Réfugiés afghans : Ces ombres dans le froid
Ils sont afghans, ont fui les talibans, sont demandeurs d’asile, mais condamnés à vivre dans l’ultraprécarité et harcelés quotidiennement par la police. Reportage en banlieue parisienne.
dans l’hebdo N° 1636 Acheter ce numéro

© Nadia Sweeny
Rendez-vous est fixé ce jeudi 7 janvier à 19 heures devant le cinéma UGC Ciné Cité, face à la station de tramway Rosa-Parks, dans le XIXe arrondissement de Paris. Depuis que le confinement a eu raison des cinémas, l’association d’aide aux migrants Utopia 56 donne temporairement rendez-vous ici aux familles et aux femmes seules. D’après les militants, le groupe UGC n’a pas apprécié : il a éteint les lumières extérieures. Ne pas éclairer pour surtout ne pas voir.

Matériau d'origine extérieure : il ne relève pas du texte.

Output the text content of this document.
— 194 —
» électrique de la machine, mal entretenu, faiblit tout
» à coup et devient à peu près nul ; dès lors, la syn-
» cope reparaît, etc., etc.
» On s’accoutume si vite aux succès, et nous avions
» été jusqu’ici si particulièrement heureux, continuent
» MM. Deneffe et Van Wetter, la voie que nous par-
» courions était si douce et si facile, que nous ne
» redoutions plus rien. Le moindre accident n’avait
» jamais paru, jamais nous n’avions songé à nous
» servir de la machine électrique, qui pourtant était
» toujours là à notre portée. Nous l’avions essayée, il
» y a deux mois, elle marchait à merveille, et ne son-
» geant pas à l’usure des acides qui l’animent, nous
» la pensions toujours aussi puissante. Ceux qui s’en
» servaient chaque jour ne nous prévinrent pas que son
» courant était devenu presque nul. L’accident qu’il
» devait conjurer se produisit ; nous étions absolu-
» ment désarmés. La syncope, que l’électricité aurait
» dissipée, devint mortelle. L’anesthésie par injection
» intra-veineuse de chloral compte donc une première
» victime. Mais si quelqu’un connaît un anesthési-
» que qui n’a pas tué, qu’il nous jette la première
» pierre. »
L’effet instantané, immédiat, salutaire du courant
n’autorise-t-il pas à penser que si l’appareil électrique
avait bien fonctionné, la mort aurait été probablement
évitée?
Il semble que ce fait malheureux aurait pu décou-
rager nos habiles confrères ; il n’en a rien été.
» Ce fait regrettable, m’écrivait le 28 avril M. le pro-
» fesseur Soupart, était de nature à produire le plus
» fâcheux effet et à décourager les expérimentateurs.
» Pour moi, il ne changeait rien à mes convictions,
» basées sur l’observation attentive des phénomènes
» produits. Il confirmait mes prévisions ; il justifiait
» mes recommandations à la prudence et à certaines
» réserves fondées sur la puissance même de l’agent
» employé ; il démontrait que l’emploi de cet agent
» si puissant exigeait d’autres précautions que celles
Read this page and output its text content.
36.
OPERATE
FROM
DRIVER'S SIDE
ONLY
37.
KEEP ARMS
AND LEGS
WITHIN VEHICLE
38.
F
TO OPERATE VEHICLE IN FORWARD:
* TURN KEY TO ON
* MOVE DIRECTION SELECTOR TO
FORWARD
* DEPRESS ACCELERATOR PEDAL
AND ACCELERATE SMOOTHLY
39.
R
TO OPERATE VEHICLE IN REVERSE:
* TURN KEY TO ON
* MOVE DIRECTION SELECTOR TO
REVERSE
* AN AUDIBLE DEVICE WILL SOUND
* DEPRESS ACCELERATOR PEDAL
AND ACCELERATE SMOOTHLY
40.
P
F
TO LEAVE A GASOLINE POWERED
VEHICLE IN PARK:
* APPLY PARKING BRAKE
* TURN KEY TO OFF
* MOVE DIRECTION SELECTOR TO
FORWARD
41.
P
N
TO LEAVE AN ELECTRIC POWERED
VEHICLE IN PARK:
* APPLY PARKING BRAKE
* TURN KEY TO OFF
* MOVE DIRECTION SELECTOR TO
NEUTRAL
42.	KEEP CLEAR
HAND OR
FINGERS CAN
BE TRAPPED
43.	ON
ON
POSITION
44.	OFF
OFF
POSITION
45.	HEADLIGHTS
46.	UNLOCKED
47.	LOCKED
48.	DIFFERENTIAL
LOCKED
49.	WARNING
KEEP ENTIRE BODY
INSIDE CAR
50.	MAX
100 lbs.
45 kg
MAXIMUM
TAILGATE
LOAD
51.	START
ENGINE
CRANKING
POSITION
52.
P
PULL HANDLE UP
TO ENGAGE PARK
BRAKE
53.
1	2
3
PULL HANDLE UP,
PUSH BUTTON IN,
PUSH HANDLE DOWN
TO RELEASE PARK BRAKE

C’est aussi là que Reza Jafari vient chercher quelques sandwichs avant d’entamer sa ronde. « Je travaille avec Utopia 56, qui nous permet d’accéder à son entrepôt pour stocker les dons, complète ce dont nous avons besoin en nourriture, tentes, couvertures, etc., et fait des maraudes avec nous », explique Reza Jafari, bientôt rejoint par Amil, un jeune Afghan, qui tient absolument à demander à Reza comment il pourrait bien entrer dans la Légion étrangère. Il a beaucoup à apporter à ce pays, dit-il. Il ne veut plus être un « dubliné », sous-entendant qu’il a fait une sorte d’allégeance à un autre pays européen dont il s’est enfui et que pour ça il est puni. Lui veut rester, quitte à défendre, par sa vie, un pays qui ne veut pas de lui. Reza est assez cash : « Vu ta situation, c’est extrêmement difficile. » Amil est déçu. Il rêve d’être accepté. Un rêve commun à ces ombres qui déambulent devant le camion d’Utopia. Ici se côtoient et se croisent les histoires et les devenirs. Multiples. Incertains. Mais avec une similitude de taille : l’immense précarité générée par le refus de notre pays de les reconnaître et de les accueillir.